A new all-time temperature record for an entire continent is a rare event. But that may have happened for the continent of Antarctica last Tuesday for the second time in a week. As reported on the Weather Underground website, the mercury shot up to 63.5°F (17.5°C) at Argentina's Esperanza Base on the northern tip of the Antarctic Peninsula. The previous hottest temperature recorded in Antarctica was 63.3°F (17.4°C) set the day before at Argentina's Marambio Base, on a small islet just off the coast of the Antarctic Peninsula. Until then, the hottest known temperature in Antarctica was the 62.8°F (17.1°C) recorded at Esperanza Base on April 24, 1961.
The World Meteorological Organization (WMO) has not yet certified that this week's temperatures are all-time weather records for Antarctica, though the Argentinian weather service has verified that the temperatures measured at Esperanza Base and Marambio Base were the highest ever measured at each site.

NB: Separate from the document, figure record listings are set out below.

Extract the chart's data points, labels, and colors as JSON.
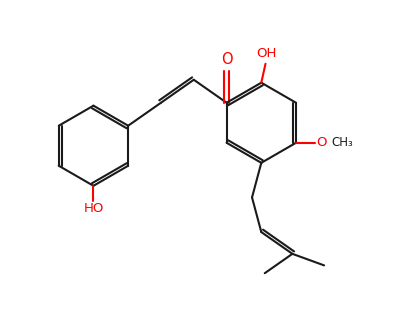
{
  "bg_color": "#ffffff",
  "bond_color": "#1a1a1a",
  "heteroatom_color": "#ff0000",
  "line_width": 1.5,
  "font_size": 9.5,
  "fig_width": 4.02,
  "fig_height": 3.21,
  "dpi": 100,
  "xlim": [
    -1.0,
    8.5
  ],
  "ylim": [
    -3.2,
    3.5
  ]
}
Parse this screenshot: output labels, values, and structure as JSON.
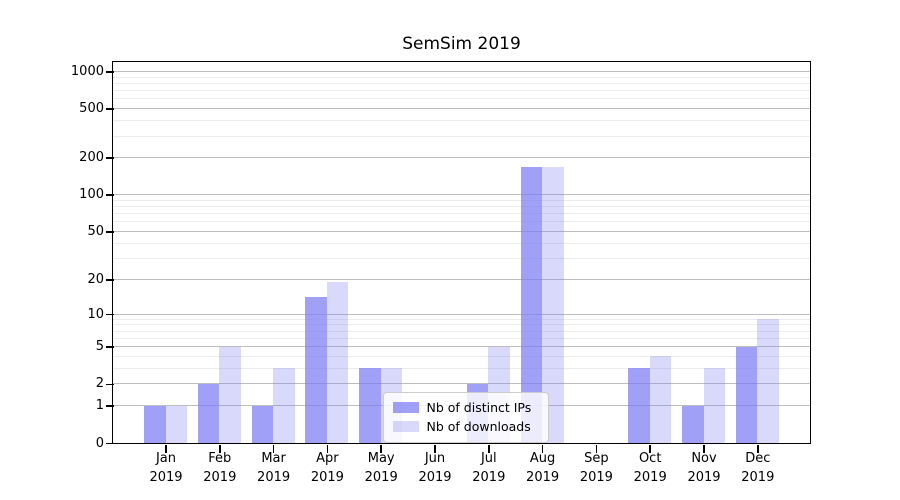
{
  "title": "SemSim 2019",
  "chart_data": {
    "type": "bar",
    "title": "SemSim 2019",
    "categories": [
      "Jan",
      "Feb",
      "Mar",
      "Apr",
      "May",
      "Jun",
      "Jul",
      "Aug",
      "Sep",
      "Oct",
      "Nov",
      "Dec"
    ],
    "year_label": "2019",
    "series": [
      {
        "name": "Nb of distinct IPs",
        "values": [
          1,
          2,
          1,
          14,
          3,
          0,
          2,
          170,
          0,
          3,
          1,
          5
        ],
        "color": "rgba(124,124,242,0.72)"
      },
      {
        "name": "Nb of downloads",
        "values": [
          1,
          5,
          3,
          19,
          3,
          0,
          5,
          170,
          0,
          4,
          3,
          9
        ],
        "color": "rgba(124,124,242,0.29)"
      }
    ],
    "xlabel": "",
    "ylabel": "",
    "yscale": "log1p",
    "yticks": [
      0,
      1,
      2,
      5,
      10,
      20,
      50,
      100,
      200,
      500,
      1000
    ],
    "minor_yticks": [
      3,
      4,
      6,
      7,
      8,
      9,
      30,
      40,
      60,
      70,
      80,
      90,
      300,
      400,
      600,
      700,
      800,
      900
    ],
    "ylim": [
      0,
      1210
    ],
    "grid": true,
    "legend_position": "lower center"
  },
  "colors": {
    "bar_ips": "rgba(124,124,242,0.72)",
    "bar_downloads": "rgba(124,124,242,0.29)",
    "major_grid": "#bdbdbd",
    "minor_grid": "#ececec",
    "spine": "#000000",
    "text": "#000000",
    "legend_border": "#cccccc",
    "background": "#ffffff"
  }
}
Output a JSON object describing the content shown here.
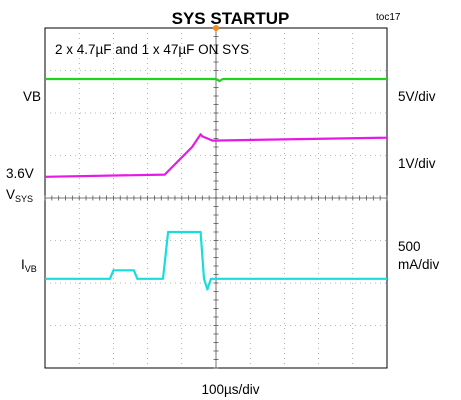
{
  "header": {
    "title": "SYS STARTUP",
    "tag": "toc17"
  },
  "chart_data": {
    "type": "line",
    "title": "SYS STARTUP",
    "annotation": "2 x 4.7µF and 1 x 47µF ON SYS",
    "time_scale": "100µs/div",
    "grid": true,
    "grid_divisions": {
      "x": 10,
      "y": 8
    },
    "trigger_marker_color": "#f08c1e",
    "x_range_us": [
      0,
      1000
    ],
    "series": [
      {
        "name_parts": [
          "VB",
          ""
        ],
        "scale": "5V/div",
        "color": "#1ed21e",
        "offset_div": 1.2,
        "x_us": [
          0,
          500,
          510,
          520,
          1000
        ],
        "y_div": [
          0,
          0,
          -0.05,
          0,
          0
        ]
      },
      {
        "name_parts": [
          "V",
          "SYS"
        ],
        "level_label": "3.6V",
        "scale": "1V/div",
        "color": "#e619e6",
        "offset_div": 3.5,
        "x_us": [
          0,
          350,
          430,
          455,
          460,
          490,
          1000
        ],
        "y_div": [
          0,
          0.05,
          0.7,
          1.0,
          0.95,
          0.85,
          0.92
        ]
      },
      {
        "name_parts": [
          "I",
          "VB"
        ],
        "scale_parts": [
          "500",
          "mA/div"
        ],
        "color": "#19dcdc",
        "offset_div": 5.9,
        "x_us": [
          0,
          190,
          200,
          260,
          270,
          345,
          360,
          455,
          465,
          475,
          485,
          1000
        ],
        "y_div": [
          0,
          0,
          0.2,
          0.2,
          0,
          0,
          1.1,
          1.1,
          0,
          -0.25,
          0,
          0
        ]
      }
    ]
  }
}
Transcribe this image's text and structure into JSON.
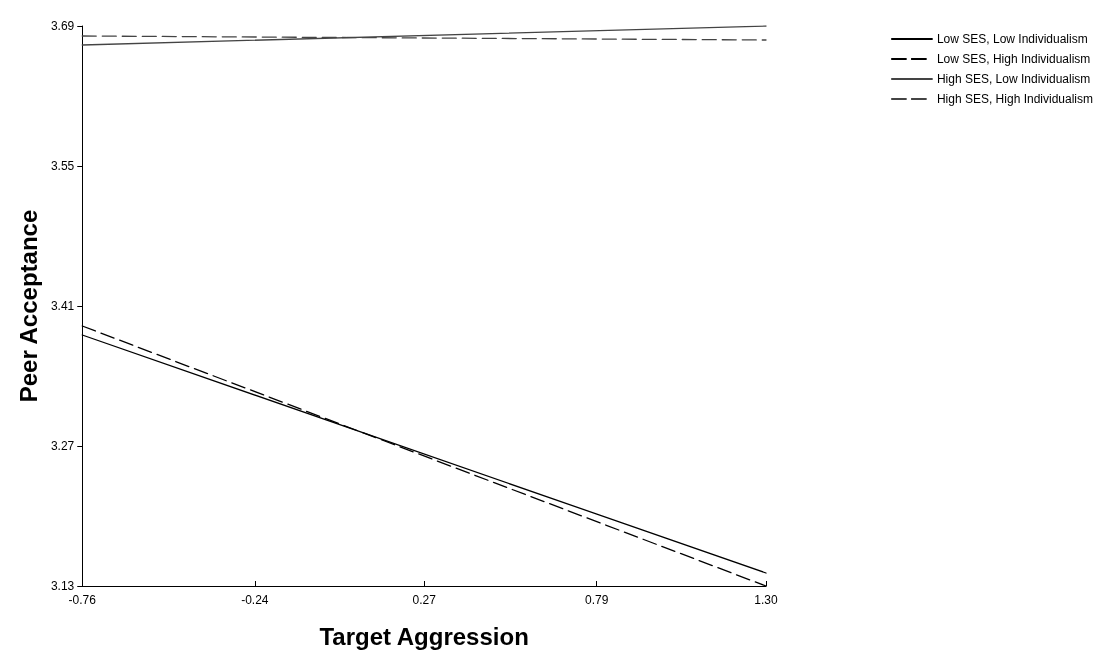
{
  "chart_data": {
    "type": "line",
    "xlabel": "Target Aggression",
    "ylabel": "Peer Acceptance",
    "x": [
      -0.76,
      1.3
    ],
    "series": [
      {
        "name": "Low SES, Low Individualism",
        "color": "#000000",
        "line_style": "solid",
        "values": [
          3.381,
          3.143
        ]
      },
      {
        "name": "Low SES, High Individualism",
        "color": "#000000",
        "line_style": "dashed",
        "values": [
          3.39,
          3.13
        ]
      },
      {
        "name": "High SES, Low Individualism",
        "color": "#444444",
        "line_style": "solid",
        "values": [
          3.671,
          3.69
        ]
      },
      {
        "name": "High SES, High Individualism",
        "color": "#444444",
        "line_style": "dashed",
        "values": [
          3.68,
          3.676
        ]
      }
    ],
    "xlim": [
      -0.76,
      1.3
    ],
    "xticks": [
      {
        "value": -0.76,
        "label": "-0.76"
      },
      {
        "value": -0.24,
        "label": "-0.24"
      },
      {
        "value": 0.27,
        "label": "0.27"
      },
      {
        "value": 0.79,
        "label": "0.79"
      },
      {
        "value": 1.3,
        "label": "1.30"
      }
    ],
    "ylim": [
      3.13,
      3.69
    ],
    "yticks": [
      3.13,
      3.27,
      3.41,
      3.55,
      3.69
    ],
    "grid": false,
    "legend": "top right",
    "marker": "none"
  }
}
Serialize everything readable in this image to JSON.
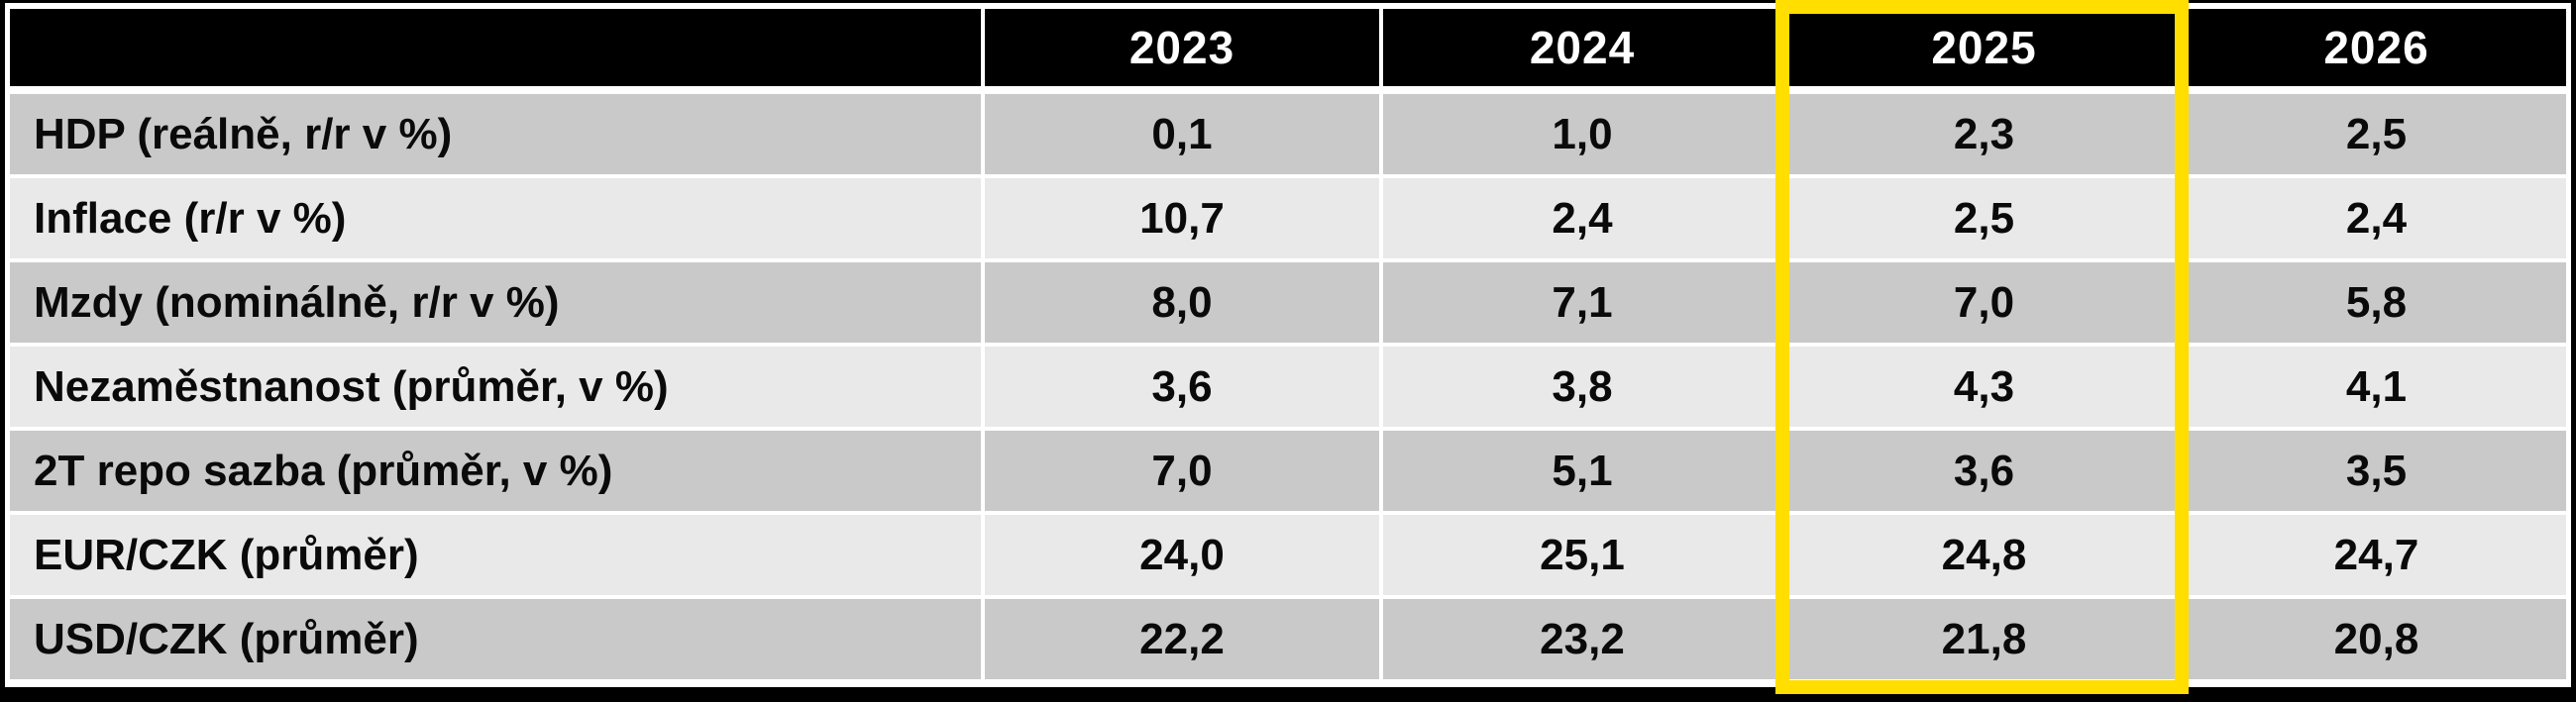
{
  "table": {
    "corner_label": "",
    "columns": [
      "2023",
      "2024",
      "2025",
      "2026"
    ],
    "highlighted_column": "2025",
    "rows": [
      {
        "label": "HDP (reálně, r/r v %)",
        "values": [
          "0,1",
          "1,0",
          "2,3",
          "2,5"
        ]
      },
      {
        "label": "Inflace (r/r v %)",
        "values": [
          "10,7",
          "2,4",
          "2,5",
          "2,4"
        ]
      },
      {
        "label": "Mzdy (nominálně, r/r v %)",
        "values": [
          "8,0",
          "7,1",
          "7,0",
          "5,8"
        ]
      },
      {
        "label": "Nezaměstnanost (průměr, v %)",
        "values": [
          "3,6",
          "3,8",
          "4,3",
          "4,1"
        ]
      },
      {
        "label": "2T repo sazba (průměr, v %)",
        "values": [
          "7,0",
          "5,1",
          "3,6",
          "3,5"
        ]
      },
      {
        "label": "EUR/CZK (průměr)",
        "values": [
          "24,0",
          "25,1",
          "24,8",
          "24,7"
        ]
      },
      {
        "label": "USD/CZK (průměr)",
        "values": [
          "22,2",
          "23,2",
          "21,8",
          "20,8"
        ]
      }
    ],
    "colors": {
      "header_bg": "#000000",
      "header_text": "#ffffff",
      "row_dark": "#c9c9c9",
      "row_light": "#e9e9e9",
      "highlight_border": "#ffde00",
      "frame": "#000000",
      "text": "#0a0a0a"
    }
  },
  "chart_data": {
    "type": "table",
    "title": "",
    "categories": [
      "2023",
      "2024",
      "2025",
      "2026"
    ],
    "series": [
      {
        "name": "HDP (reálně, r/r v %)",
        "values": [
          0.1,
          1.0,
          2.3,
          2.5
        ]
      },
      {
        "name": "Inflace (r/r v %)",
        "values": [
          10.7,
          2.4,
          2.5,
          2.4
        ]
      },
      {
        "name": "Mzdy (nominálně, r/r v %)",
        "values": [
          8.0,
          7.1,
          7.0,
          5.8
        ]
      },
      {
        "name": "Nezaměstnanost (průměr, v %)",
        "values": [
          3.6,
          3.8,
          4.3,
          4.1
        ]
      },
      {
        "name": "2T repo sazba (průměr, v %)",
        "values": [
          7.0,
          5.1,
          3.6,
          3.5
        ]
      },
      {
        "name": "EUR/CZK (průměr)",
        "values": [
          24.0,
          25.1,
          24.8,
          24.7
        ]
      },
      {
        "name": "USD/CZK (průměr)",
        "values": [
          22.2,
          23.2,
          21.8,
          20.8
        ]
      }
    ],
    "layout_hints": {
      "decimal_separator": ",",
      "highlighted_column": "2025",
      "header_style": "black background, white bold text",
      "row_striping": [
        "dark-gray",
        "light-gray"
      ]
    }
  }
}
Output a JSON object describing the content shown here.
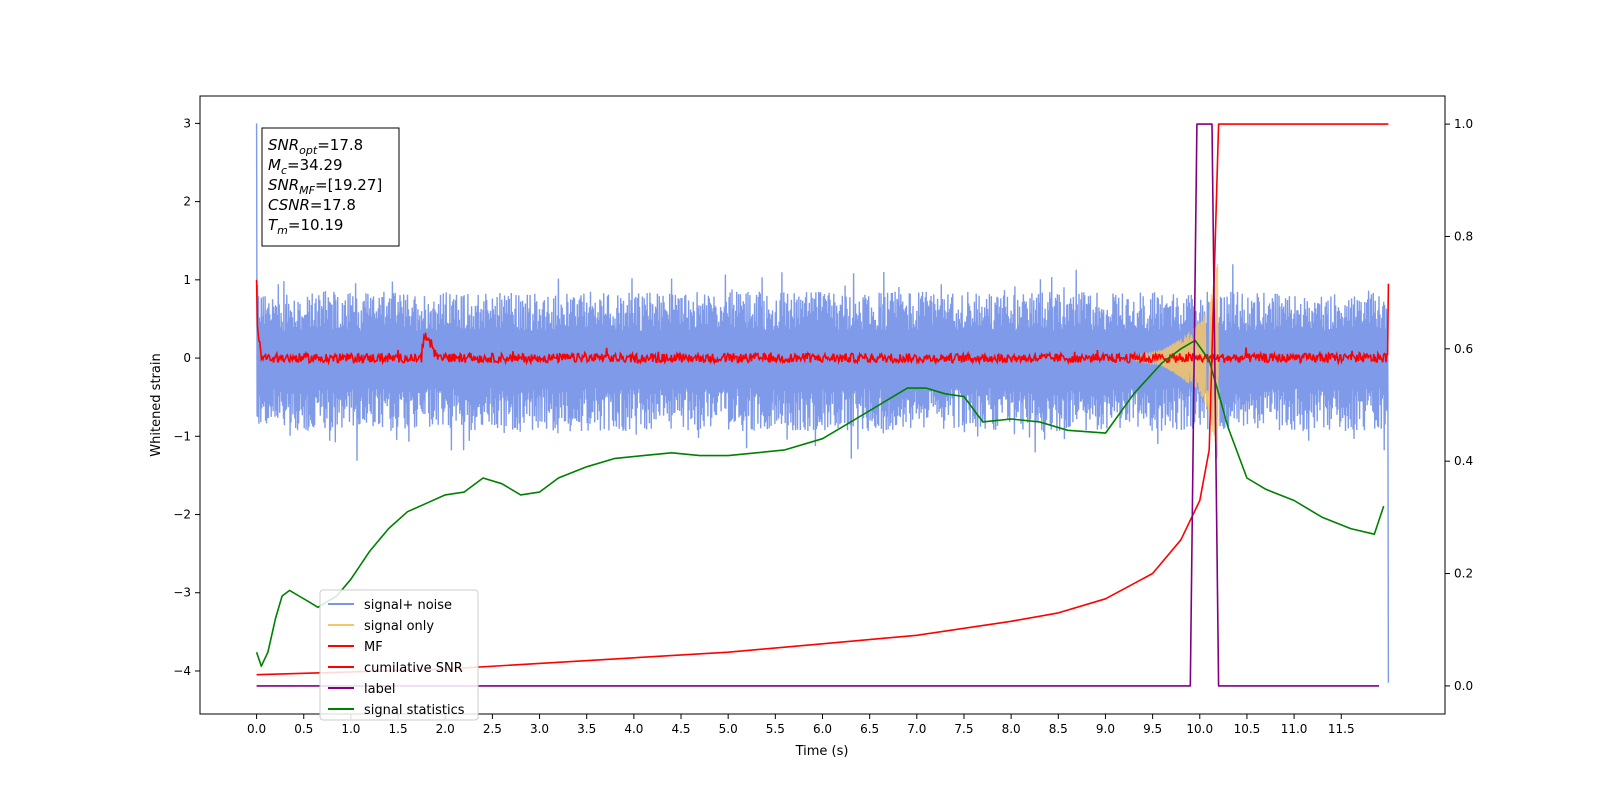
{
  "chart_data": {
    "type": "line",
    "xlabel": "Time (s)",
    "ylabel": "Whitened strain",
    "xlim": [
      -0.6,
      12.6
    ],
    "ylim": [
      -4.55,
      3.35
    ],
    "y2lim": [
      -0.05,
      1.05
    ],
    "x_ticks": [
      "0.0",
      "0.5",
      "1.0",
      "1.5",
      "2.0",
      "2.5",
      "3.0",
      "3.5",
      "4.0",
      "4.5",
      "5.0",
      "5.5",
      "6.0",
      "6.5",
      "7.0",
      "7.5",
      "8.0",
      "8.5",
      "9.0",
      "9.5",
      "10.0",
      "10.5",
      "11.0",
      "11.5"
    ],
    "y_ticks": [
      "−4",
      "−3",
      "−2",
      "−1",
      "0",
      "1",
      "2",
      "3"
    ],
    "y2_ticks": [
      "0.0",
      "0.2",
      "0.4",
      "0.6",
      "0.8",
      "1.0"
    ],
    "annotation": {
      "lines": [
        {
          "sym": "SNR",
          "sub": "opt",
          "val": "=17.8"
        },
        {
          "sym": "M",
          "sub": "c",
          "val": "=34.29"
        },
        {
          "sym": "SNR",
          "sub": "MF",
          "val": "=[19.27]"
        },
        {
          "sym": "CSNR",
          "sub": "",
          "val": "=17.8"
        },
        {
          "sym": "T",
          "sub": "m",
          "val": "=10.19"
        }
      ]
    },
    "series": [
      {
        "name": "signal+ noise",
        "color": "#7895e8",
        "axis": "left",
        "envelope": {
          "x": [
            0,
            12
          ],
          "upper": 1.0,
          "lower": -1.1,
          "start_spike": 3.0,
          "end_spike": -4.15
        }
      },
      {
        "name": "signal only",
        "color": "#f5c66b",
        "axis": "left",
        "x": [
          9.3,
          9.6,
          9.8,
          10.0,
          10.1,
          10.19,
          10.2
        ],
        "amplitude": [
          0.03,
          0.1,
          0.25,
          0.45,
          0.7,
          1.3,
          0.0
        ]
      },
      {
        "name": "MF",
        "color": "#ff0000",
        "axis": "left",
        "peak_x": 1.8,
        "peak_y": 0.3,
        "start_y": 1.0,
        "end_y": 0.95
      },
      {
        "name": "cumilative SNR",
        "color": "#ff0000",
        "axis": "right",
        "x": [
          0.0,
          1.0,
          2.0,
          3.0,
          4.0,
          5.0,
          6.0,
          7.0,
          8.0,
          8.5,
          9.0,
          9.5,
          9.8,
          10.0,
          10.1,
          10.2,
          12.0
        ],
        "y": [
          0.02,
          0.025,
          0.03,
          0.04,
          0.05,
          0.06,
          0.075,
          0.09,
          0.115,
          0.13,
          0.155,
          0.2,
          0.26,
          0.33,
          0.42,
          1.0,
          1.0
        ]
      },
      {
        "name": "label",
        "color": "#800080",
        "axis": "right",
        "x": [
          0.0,
          9.9,
          9.97,
          10.13,
          10.2,
          11.9
        ],
        "y": [
          0.0,
          0.0,
          1.0,
          1.0,
          0.0,
          0.0
        ]
      },
      {
        "name": "signal statistics",
        "color": "#008000",
        "axis": "right",
        "x": [
          0.0,
          0.05,
          0.12,
          0.2,
          0.27,
          0.35,
          0.45,
          0.55,
          0.65,
          0.75,
          0.85,
          1.0,
          1.2,
          1.4,
          1.6,
          1.8,
          2.0,
          2.2,
          2.4,
          2.6,
          2.8,
          3.0,
          3.2,
          3.5,
          3.8,
          4.1,
          4.4,
          4.7,
          5.0,
          5.3,
          5.6,
          6.0,
          6.3,
          6.6,
          6.9,
          7.1,
          7.3,
          7.5,
          7.7,
          8.0,
          8.3,
          8.6,
          9.0,
          9.3,
          9.6,
          9.8,
          9.95,
          10.1,
          10.3,
          10.5,
          10.7,
          11.0,
          11.3,
          11.6,
          11.85,
          11.95
        ],
        "y": [
          0.06,
          0.035,
          0.06,
          0.12,
          0.16,
          0.17,
          0.16,
          0.15,
          0.14,
          0.15,
          0.16,
          0.19,
          0.24,
          0.28,
          0.31,
          0.325,
          0.34,
          0.345,
          0.37,
          0.36,
          0.34,
          0.345,
          0.37,
          0.39,
          0.405,
          0.41,
          0.415,
          0.41,
          0.41,
          0.415,
          0.42,
          0.44,
          0.47,
          0.5,
          0.53,
          0.53,
          0.52,
          0.515,
          0.47,
          0.475,
          0.47,
          0.455,
          0.45,
          0.52,
          0.575,
          0.6,
          0.615,
          0.58,
          0.46,
          0.37,
          0.35,
          0.33,
          0.3,
          0.28,
          0.27,
          0.32
        ]
      }
    ],
    "legend": {
      "position": "lower-left"
    }
  }
}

The Antarctic Peninsula is one of the fastest warming spots on Earth. A 2012 Climate Central post by Michael Lemonick on climatecentra.org documented how while the Earth as a whole warmed up by 1.3°F between 1900 and 2011, the Antarctic Peninsula warmed by 5°, forcing massive ice shelves to disintegrate and penguin colonies to collapse.
A 2012 study published in the journal Nature found that the recent warming is faster than 99.7% of any other given 100-year period in the last 2000 years.